My heart stopped as my feet did, and I searched frantically for a way in to the church, or temple, before me. It’s bronze doors did not yield, it’s hexagonal design defied my attempts at finding another entrance, and finally I had to conclude that there was no way in. At least, not from the ground level. (I later learned that these doors are kept locked, they can be opened with a key – the original key that locked those doors for the first time in the 4th century. A 1700 year old key in a 1700 year old lock.)
I left, determined to find my way in. I didn’t – not that year. But the following summer I returned, knowing some things. For instance, that it’s the oldest church in the Roman Forum, originally created in 527 by Pope Felix. I say created, not built, because the structure was there and Pope Felix added an apse mosaic – the one that had caught my eye, in fact – and some basic church-ey furnishings. And that this act of changing a temple into a church signaled the fact that the Church was finally more powerful than the pagan beliefs that had until then dominated. I learned that its name is the Basilica of Santi Cosma e Damiano, and that these two men were twin brothers, physicians both, and that for centuries sick people came to the church to sleep within its walls in the belief that so doing would cure them of whatever they suffered from. And I learned that the entrance is outside of the Forum, from the Via dei Fori Imeperiali – the street that runs beside the Coliseum.

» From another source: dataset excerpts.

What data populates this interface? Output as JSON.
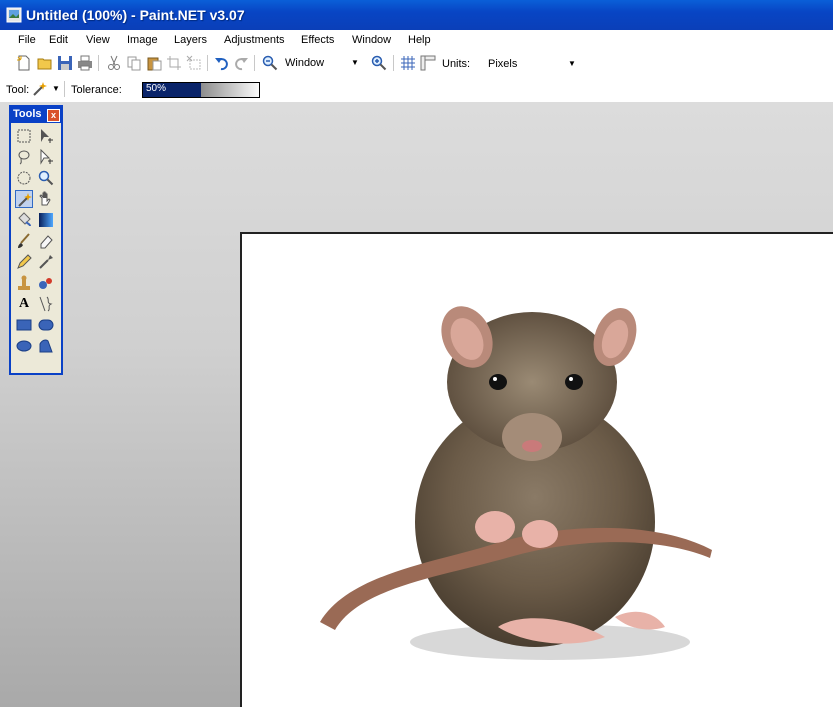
{
  "window": {
    "title": "Untitled (100%) - Paint.NET v3.07"
  },
  "menu": [
    "File",
    "Edit",
    "View",
    "Image",
    "Layers",
    "Adjustments",
    "Effects",
    "Window",
    "Help"
  ],
  "toolbar": {
    "zoom_value": "Window",
    "units_label": "Units:",
    "units_value": "Pixels"
  },
  "toolbar2": {
    "tool_label": "Tool:",
    "tolerance_label": "Tolerance:",
    "tolerance_value": "50%"
  },
  "tools_window": {
    "title": "Tools",
    "close": "x",
    "text_tool_glyph": "A"
  },
  "colors": {
    "titlebar": "#0845c4",
    "workspace": "#d0d0d0",
    "tools_border": "#0a41c6"
  }
}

So in I went, and like a pilgrim I walked straight to the part of the interior from which it is possible to stare open-mouthed, and I’m sure I did, at the mosaics that had by then haunted my dreams for a year. Masterpieces of 6th- and 7th-century Byzantine-style art, these mosaics show Christ’s second coming. Christ himself is in the center, with Saint Peter presenting Saint Cosmas and Saint Theodorus (right), and Saint Paul presenting Saint Damian and Pope Felix IV. The entire is brilliantly colored; blue and gold predominate, with reds and whites and greens as secondary hues.

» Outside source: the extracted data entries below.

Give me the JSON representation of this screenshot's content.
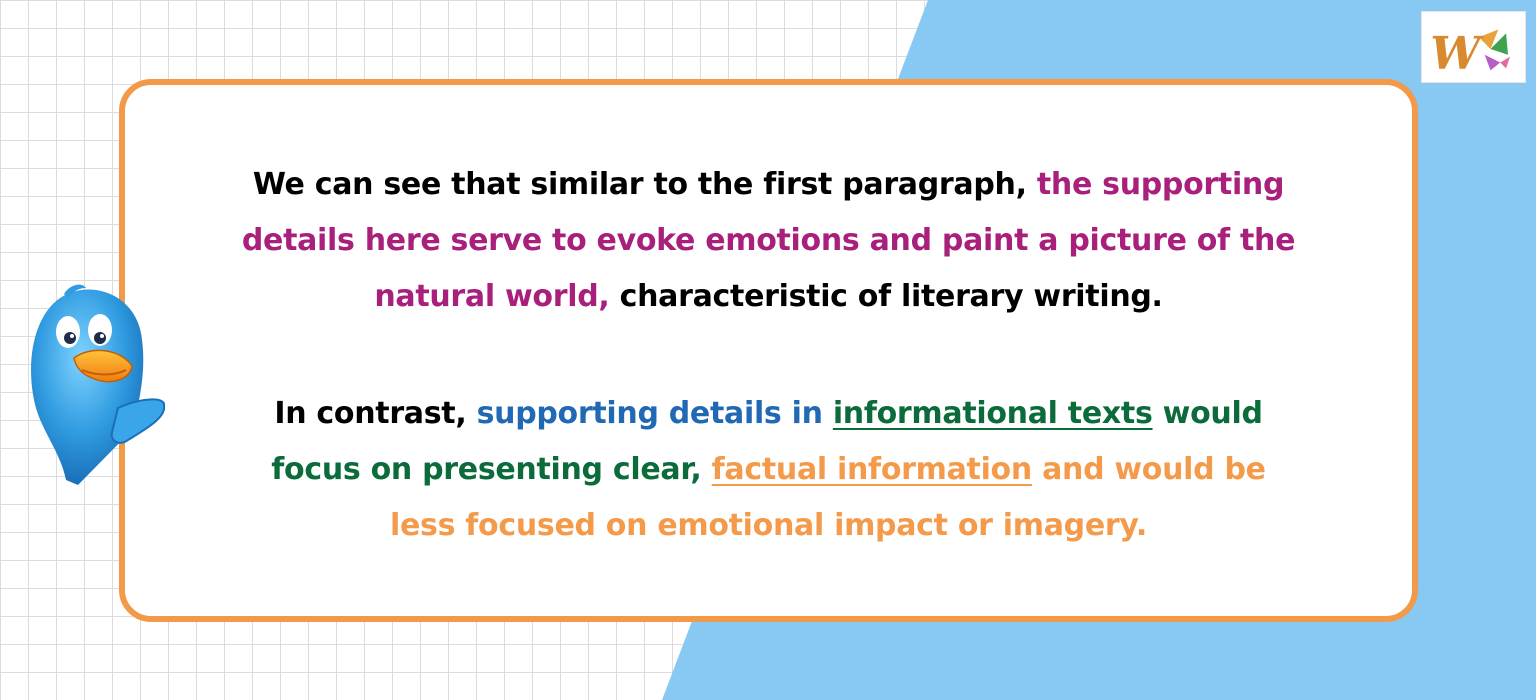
{
  "logo": {
    "letter": "W"
  },
  "paragraph1": {
    "line1": {
      "a": "We can see that similar to the first paragraph, ",
      "b": "the supporting"
    },
    "line2": {
      "a": "details here serve to evoke emotions and paint a picture of the"
    },
    "line3": {
      "a": "natural world, ",
      "b": "characteristic of literary writing."
    }
  },
  "paragraph2": {
    "line1": {
      "a": "In contrast, ",
      "b": "supporting details in ",
      "c": "informational texts",
      "d": " would"
    },
    "line2": {
      "a": "focus on presenting clear, ",
      "b": "factual information",
      "c": " and would be"
    },
    "line3": {
      "a": "less focused on emotional impact or imagery."
    }
  },
  "colors": {
    "card_border": "#f39a4a",
    "panel_blue": "#87c9f2",
    "magenta": "#a81f7c",
    "blue": "#2169b4",
    "green": "#0b6b3a",
    "orange": "#f49b4b"
  },
  "icons": {
    "logo": "w-logo-icon",
    "mascot": "blue-bird-mascot-icon"
  }
}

We are not so well versed in how to read the stories told to us on Church ceilings as people of the past have been. Sheep and the temples in Jerusalem and the four rivers of Paradise and clouds and scrolls and crowns and golden water and palm trees and phoenixes and thrones seem jumbled, and to my eyes become less about a perfect story than about sublime beauty. It’s hard to believe, and yet so perfectly apt – we’re in Rome, after all – that these vivid colors have survived 1400 + years, that the story they tell is one that still gets told, and that the dome and the heavens are somehow not actually the same thing.